Back in March, Craig, Alex and Philippe Chaud finished their sanitation work and then Jerome had the last job of spreading the earth with the digger and putting in castine for a driveway. Then there were bare stretches of topsoil and as he left Jerome told Craig and I to plant seeds quickly, "Plant soon or the rain will come and wash away the top soil," he said.
We went to the local Coopérative agricole Sodepacc the land and garden suppliers and bought Royalfleur Jachère Campagne en Fleurs; wild flower meadow seeds and grass seeds and sowed the seeds the same day on the bare earth.

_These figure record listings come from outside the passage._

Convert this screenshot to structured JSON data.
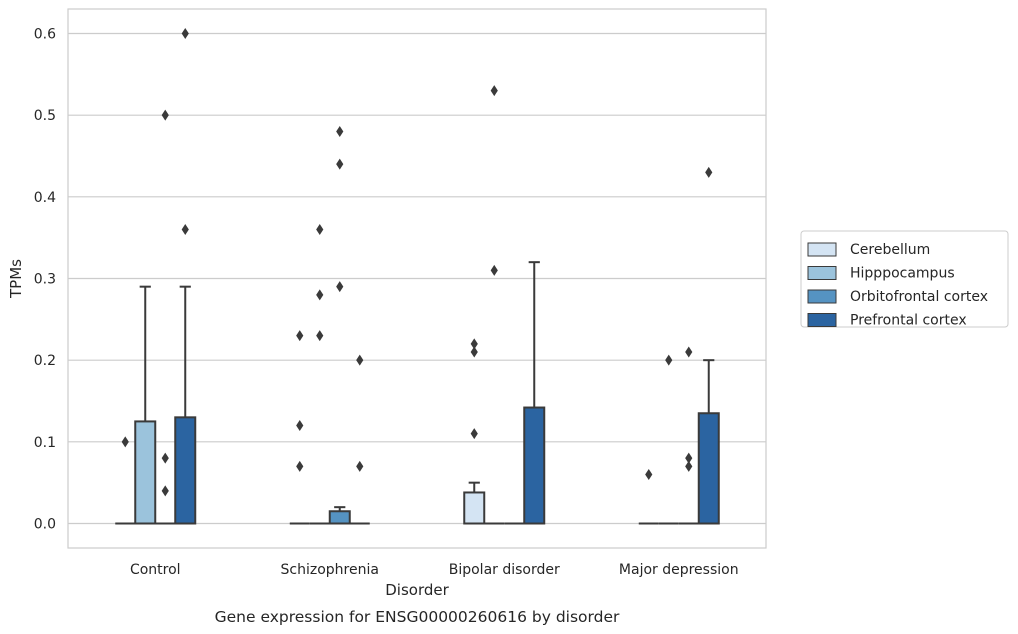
{
  "chart_data": {
    "type": "box",
    "caption": "Gene expression for ENSG00000260616 by disorder",
    "xlabel": "Disorder",
    "ylabel": "TPMs",
    "ylim": [
      -0.03,
      0.63
    ],
    "yticks": [
      0.0,
      0.1,
      0.2,
      0.3,
      0.4,
      0.5,
      0.6
    ],
    "ytick_labels": [
      "0.0",
      "0.1",
      "0.2",
      "0.3",
      "0.4",
      "0.5",
      "0.6"
    ],
    "grid": "horizontal",
    "legend_position": "right",
    "categories": [
      "Control",
      "Schizophrenia",
      "Bipolar disorder",
      "Major depression"
    ],
    "series": [
      {
        "name": "Cerebellum",
        "color": "#d4e4f3",
        "boxes": [
          {
            "q1": 0,
            "median": 0,
            "q3": 0,
            "whisker_low": 0,
            "whisker_high": 0,
            "outliers": [
              0.1
            ]
          },
          {
            "q1": 0,
            "median": 0,
            "q3": 0,
            "whisker_low": 0,
            "whisker_high": 0,
            "outliers": [
              0.07,
              0.12,
              0.23
            ]
          },
          {
            "q1": 0,
            "median": 0,
            "q3": 0.038,
            "whisker_low": 0,
            "whisker_high": 0.05,
            "outliers": [
              0.11,
              0.21,
              0.22
            ]
          },
          {
            "q1": 0,
            "median": 0,
            "q3": 0,
            "whisker_low": 0,
            "whisker_high": 0,
            "outliers": [
              0.06
            ]
          }
        ]
      },
      {
        "name": "Hipppocampus",
        "color": "#9bc3dc",
        "boxes": [
          {
            "q1": 0,
            "median": 0,
            "q3": 0.125,
            "whisker_low": 0,
            "whisker_high": 0.29,
            "outliers": []
          },
          {
            "q1": 0,
            "median": 0,
            "q3": 0,
            "whisker_low": 0,
            "whisker_high": 0,
            "outliers": [
              0.23,
              0.28,
              0.36
            ]
          },
          {
            "q1": 0,
            "median": 0,
            "q3": 0,
            "whisker_low": 0,
            "whisker_high": 0,
            "outliers": [
              0.31,
              0.53
            ]
          },
          {
            "q1": 0,
            "median": 0,
            "q3": 0,
            "whisker_low": 0,
            "whisker_high": 0,
            "outliers": [
              0.2
            ]
          }
        ]
      },
      {
        "name": "Orbitofrontal cortex",
        "color": "#5593c2",
        "boxes": [
          {
            "q1": 0,
            "median": 0,
            "q3": 0,
            "whisker_low": 0,
            "whisker_high": 0,
            "outliers": [
              0.04,
              0.08,
              0.5
            ]
          },
          {
            "q1": 0,
            "median": 0,
            "q3": 0.015,
            "whisker_low": 0,
            "whisker_high": 0.02,
            "outliers": [
              0.29,
              0.44,
              0.48
            ]
          },
          {
            "q1": 0,
            "median": 0,
            "q3": 0,
            "whisker_low": 0,
            "whisker_high": 0,
            "outliers": []
          },
          {
            "q1": 0,
            "median": 0,
            "q3": 0,
            "whisker_low": 0,
            "whisker_high": 0,
            "outliers": [
              0.07,
              0.08,
              0.21
            ]
          }
        ]
      },
      {
        "name": "Prefrontal cortex",
        "color": "#2b64a1",
        "boxes": [
          {
            "q1": 0,
            "median": 0,
            "q3": 0.13,
            "whisker_low": 0,
            "whisker_high": 0.29,
            "outliers": [
              0.36,
              0.6
            ]
          },
          {
            "q1": 0,
            "median": 0,
            "q3": 0,
            "whisker_low": 0,
            "whisker_high": 0,
            "outliers": [
              0.07,
              0.2
            ]
          },
          {
            "q1": 0,
            "median": 0,
            "q3": 0.142,
            "whisker_low": 0,
            "whisker_high": 0.32,
            "outliers": []
          },
          {
            "q1": 0,
            "median": 0,
            "q3": 0.135,
            "whisker_low": 0,
            "whisker_high": 0.2,
            "outliers": [
              0.43
            ]
          }
        ]
      }
    ]
  }
}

The jachère is a field left fallow when crops are rotated, our pack had flower seeds for les Centaurées Polka Dot ( blue, rose and purple), le Souci (orange and yellow), Le Zinnia Lilliput, le Lavatère (mulitcolour) and Cosmos.
Throwing the seeds onto the ground we found it a bit unreal, standing on a hilltop, two city dwellers, having a go, throwing out seeds, not really knowing what we were doing.
So when the wind blew the next day we thought they were lost. I said to my neighbour I was sorry that they might have wild flowers growing in their lawn, but Jean-Paul said he did not mind, his elderly mother had always planted flowers everywhere when she could only now she did not have the energy.
But although the seeds seemed to have gone, life grew below the surface and the shoots came through, so that somehow, from one seed, whole plants sprouted and clumps of flowers opened with more coming every day.
Some are stunted but still there is usually a bee on one of them.
We do have lots of flowers, especially over the sand filter bed area where they are waist high. When I am standing listening to the buzz of insects going from one flower head to the next I am very happy to be helping the bees.